Whilst these forms of spatial inequality often manifest themselves in a lack of access to the public and political sphere, we also witness the emergence of grassroots struggles and new forms of solidarity and self-empowerment.
What do we understand as centre and periphery? Can artistic practice empower people from displaced or peripheral communities to be active citizens? How can art contribute to problems of language barriers, lack of political voice, or the need to be understood and accepted? How might art-based interventions generate positive or transformative effects in individuals and communities, and how is that knowledge shared? These questions were addressed through a series of presentations by artists and researchers, and through conversations across various disciplines and practices.
The workshop stems from Arts Catalyst’s current exhibition Real Lives Half Lives: Fukushima which demonstrates some of the ways in which artists have worked with people displaced by the Fukushima disaster, one being the creation of a festival that unites people and their multiple talents together, the other a collaborative exhibition in former homes sited within the exclusion zone of Fukushima.
As part of the workshop, curator Warren Harper and artist James Ravinet discussed their ongoing project around the Blackwater Estuary, Essex, and recent research residency to Japan, where they have been investigating nuclear power, alternative methods of energy production and the ways that communities have lived with and reacted to the imposition of the nuclear industry and its infrastructure.

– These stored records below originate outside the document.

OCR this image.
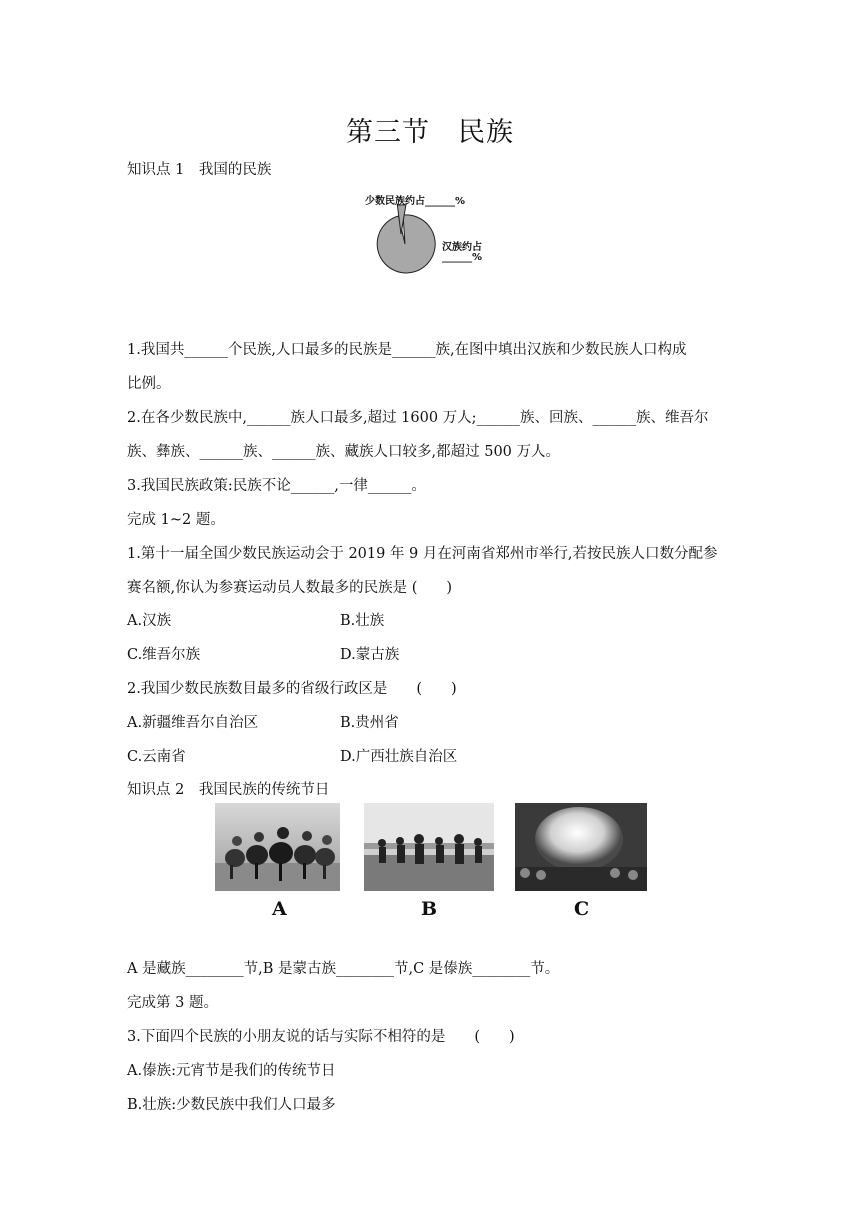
第三节　民族
知识点 1　我国的民族
少数民族约占______%
汉族约占
______%
1.我国共______个民族,人口最多的民族是______族,在图中填出汉族和少数民族人口构成
比例。
2.在各少数民族中,______族人口最多,超过 1600 万人;______族、回族、______族、维吾尔
族、彝族、______族、______族、藏族人口较多,都超过 500 万人。
3.我国民族政策:民族不论______,一律______。
完成 1~2 题。
1.第十一届全国少数民族运动会于 2019 年 9 月在河南省郑州市举行,若按民族人口数分配参
赛名额,你认为参赛运动员人数最多的民族是 (　　)
A.汉族	B.壮族
C.维吾尔族	D.蒙古族
2.我国少数民族数目最多的省级行政区是　　(　　)
A.新疆维吾尔自治区	B.贵州省
C.云南省	D.广西壮族自治区
知识点 2　我国民族的传统节日
A	B	C
A 是藏族________节,B 是蒙古族________节,C 是傣族________节。
完成第 3 题。
3.下面四个民族的小朋友说的话与实际不相符的是　　(　　)
A.傣族:元宵节是我们的传统节日
B.壮族:少数民族中我们人口最多
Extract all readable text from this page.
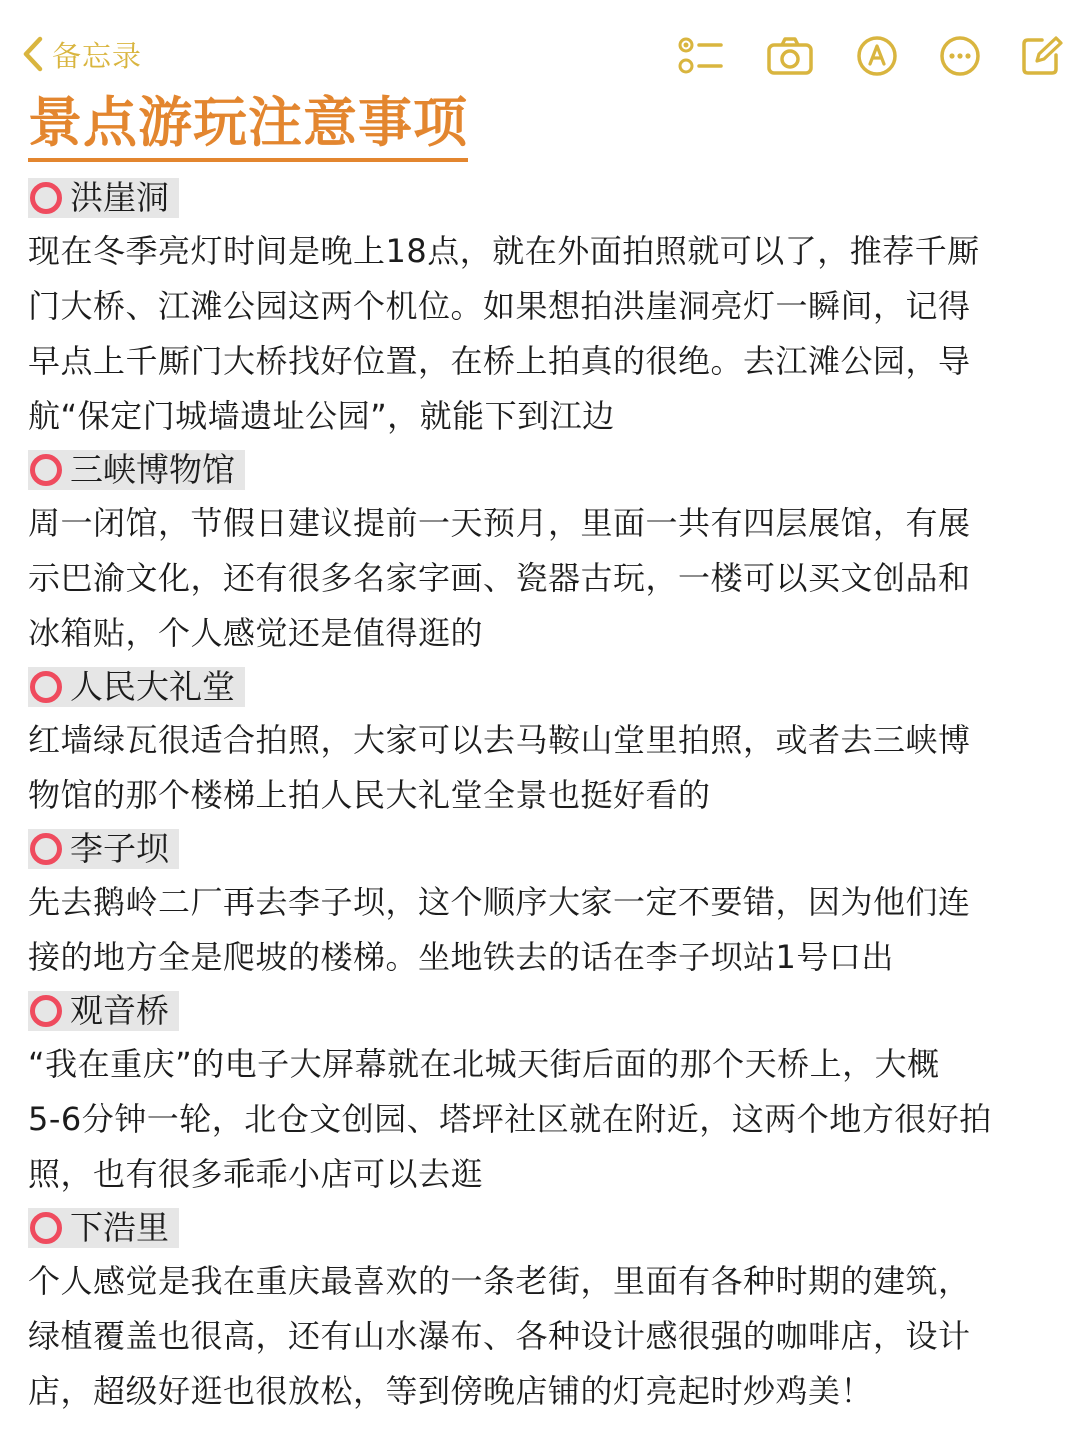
备忘录
景点游玩注意事项
洪崖洞
现在冬季亮灯时间是晚上18点，就在外面拍照就可以了，推荐千厮
门大桥、江滩公园这两个机位。如果想拍洪崖洞亮灯一瞬间，记得
早点上千厮门大桥找好位置，在桥上拍真的很绝。去江滩公园，导
航“保定门城墙遗址公园”，就能下到江边
三峡博物馆
周一闭馆，节假日建议提前一天预月，里面一共有四层展馆，有展
示巴渝文化，还有很多名家字画、瓷器古玩，一楼可以买文创品和
冰箱贴，个人感觉还是值得逛的
人民大礼堂
红墙绿瓦很适合拍照，大家可以去马鞍山堂里拍照，或者去三峡博
物馆的那个楼梯上拍人民大礼堂全景也挺好看的
李子坝
先去鹅岭二厂再去李子坝，这个顺序大家一定不要错，因为他们连
接的地方全是爬坡的楼梯。坐地铁去的话在李子坝站1号口出
观音桥
“我在重庆”的电子大屏幕就在北城天街后面的那个天桥上，大概
5-6分钟一轮，北仓文创园、塔坪社区就在附近，这两个地方很好拍
照，也有很多乖乖小店可以去逛
下浩里
个人感觉是我在重庆最喜欢的一条老街，里面有各种时期的建筑，
绿植覆盖也很高，还有山水瀑布、各种设计感很强的咖啡店，设计
店，超级好逛也很放松，等到傍晚店铺的灯亮起时炒鸡美！
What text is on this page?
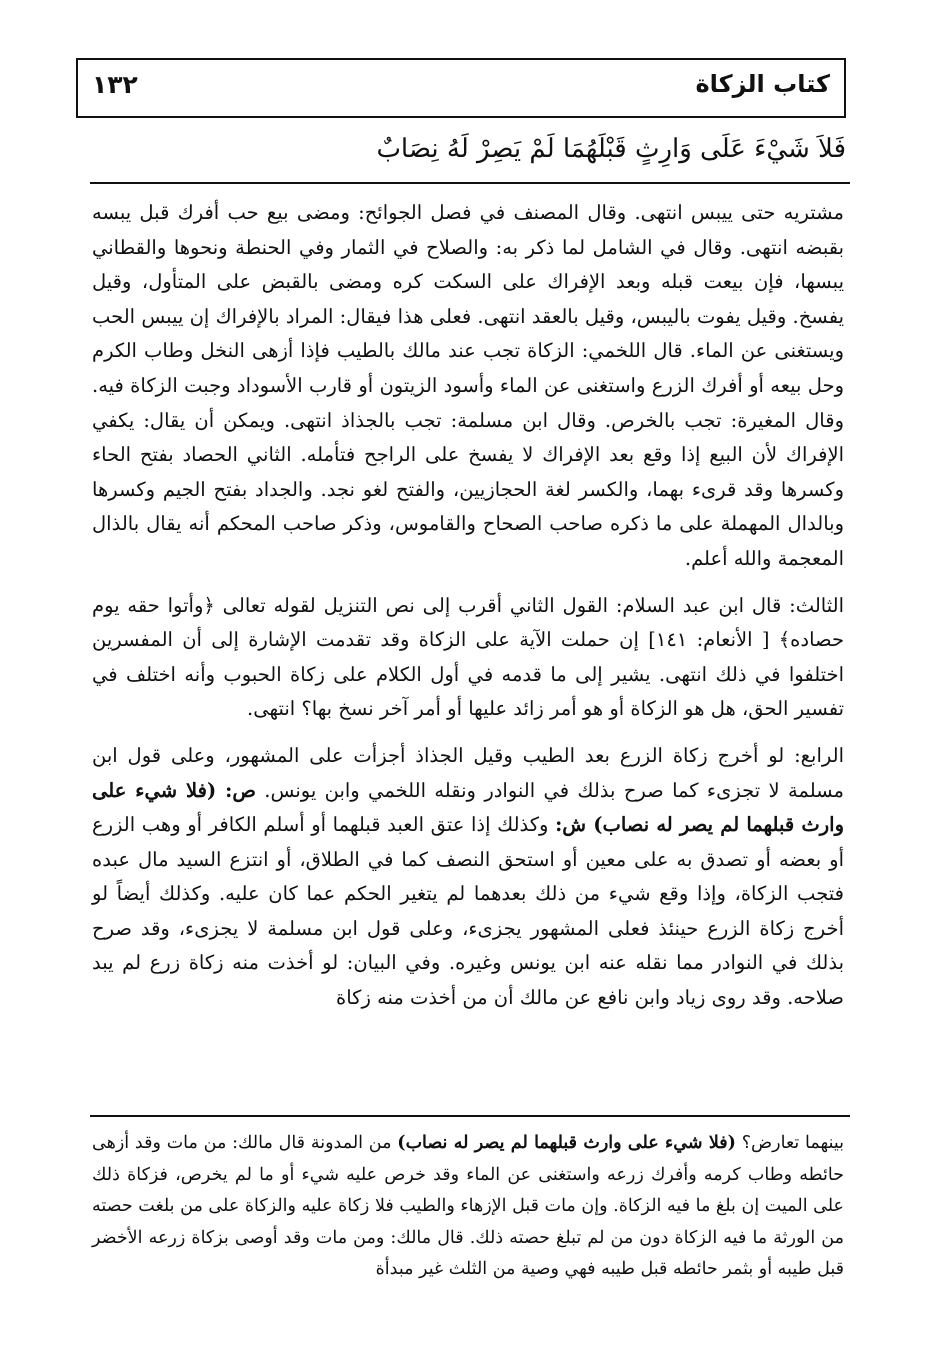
كتاب الزكاة
١٣٢
فَلاَ شَيْءَ عَلَى وَارِثٍ قَبْلَهُمَا لَمْ يَصِرْ لَهُ نِصَابٌ

مشتريه حتى ييبس انتهى. وقال المصنف في فصل الجوائح: ومضى بيع حب أفرك قبل يبسه بقبضه انتهى. وقال في الشامل لما ذكر به: والصلاح في الثمار وفي الحنطة ونحوها والقطاني يبسها، فإن بيعت قبله وبعد الإفراك على السكت كره ومضى بالقبض على المتأول، وقيل يفسخ. وقيل يفوت باليبس، وقيل بالعقد انتهى. فعلى هذا فيقال: المراد بالإفراك إن ييبس الحب ويستغنى عن الماء. قال اللخمي: الزكاة تجب عند مالك بالطيب فإذا أزهى النخل وطاب الكرم وحل بيعه أو أفرك الزرع واستغنى عن الماء وأسود الزيتون أو قارب الأسوداد وجبت الزكاة فيه. وقال المغيرة: تجب بالخرص. وقال ابن مسلمة: تجب بالجذاذ انتهى. ويمكن أن يقال: يكفي الإفراك لأن البيع إذا وقع بعد الإفراك لا يفسخ على الراجح فتأمله. الثاني الحصاد بفتح الحاء وكسرها وقد قرىء بهما، والكسر لغة الحجازيين، والفتح لغو نجد. والجداد بفتح الجيم وكسرها وبالدال المهملة على ما ذكره صاحب الصحاح والقاموس، وذكر صاحب المحكم أنه يقال بالذال المعجمة والله أعلم.

الثالث: قال ابن عبد السلام: القول الثاني أقرب إلى نص التنزيل لقوله تعالى ﴿وأتوا حقه يوم حصاده﴾ [ الأنعام: ١٤١] إن حملت الآية على الزكاة وقد تقدمت الإشارة إلى أن المفسرين اختلفوا في ذلك انتهى. يشير إلى ما قدمه في أول الكلام على زكاة الحبوب وأنه اختلف في تفسير الحق، هل هو الزكاة أو هو أمر زائد عليها أو أمر آخر نسخ بها؟ انتهى.

الرابع: لو أخرج زكاة الزرع بعد الطيب وقيل الجذاذ أجزأت على المشهور، وعلى قول ابن مسلمة لا تجزىء كما صرح بذلك في النوادر ونقله اللخمي وابن يونس. ص: (فلا شيء على وارث قبلهما لم يصر له نصاب) ش: وكذلك إذا عتق العبد قبلهما أو أسلم الكافر أو وهب الزرع أو بعضه أو تصدق به على معين أو استحق النصف كما في الطلاق، أو انتزع السيد مال عبده فتجب الزكاة، وإذا وقع شيء من ذلك بعدهما لم يتغير الحكم عما كان عليه. وكذلك أيضاً لو أخرج زكاة الزرع حينئذ فعلى المشهور يجزىء، وعلى قول ابن مسلمة لا يجزىء، وقد صرح بذلك في النوادر مما نقله عنه ابن يونس وغيره. وفي البيان: لو أخذت منه زكاة زرع لم يبد صلاحه. وقد روى زياد وابن نافع عن مالك أن من أخذت منه زكاة

بينهما تعارض؟ (فلا شيء على وارث قبلهما لم يصر له نصاب) من المدونة قال مالك: من مات وقد أزهى حائطه وطاب كرمه وأفرك زرعه واستغنى عن الماء وقد خرص عليه شيء أو ما لم يخرص، فزكاة ذلك على الميت إن بلغ ما فيه الزكاة. وإن مات قبل الإزهاء والطيب فلا زكاة عليه والزكاة على من بلغت حصته من الورثة ما فيه الزكاة دون من لم تبلغ حصته ذلك. قال مالك: ومن مات وقد أوصى بزكاة زرعه الأخضر قبل طيبه أو بثمر حائطه قبل طيبه فهي وصية من الثلث غير مبدأة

Anna Santomauro is Programme Curator at Arts Catalyst. She was previously an independent curator and the Co-founder and Chief Curator of Vessel in Bari, Italy, a non-profit arts organisation that develops public programmes and alternative education projects to address contemporary social, political, and economic issues. Based in Birmingham for the last few years, Anna recently worked for Eastside Projects and is curator-in-residence at Grand Union. She is a part-time PhD candidate at the University of Wolverhampton.
Nicola Triscott is the founder and Artistic Director/CEO of Arts Catalyst. She is a cultural producer, curator and writer, specialising in the intersections between art, science, technology and society. Nicola lectures and publishes internationally, including books on art and technology in the Arctic, art and space, and ecological art. She blogs at www.nicolatriscott.org on the critical inter-relationships between the arts, humanities and our technoscientific society. She is a doctoral candidate at University of Westminster.
The workshop brought together a range of individuals and a variety of projects which led us all to question the questions:
‘What do we understand as centre and periphery? Can artistic practice empower people from displaced or peripheral communities to be active citizens? How can art contribute to problems of language barriers, lack of political voice, or the need to be understood and accepted? How might art-based interventions generate positive or transformative effects in individuals and communities, and how is that knowledge shared? ‘
The workshop was kindly and eagerly facilitated by the Arts Catalyst team.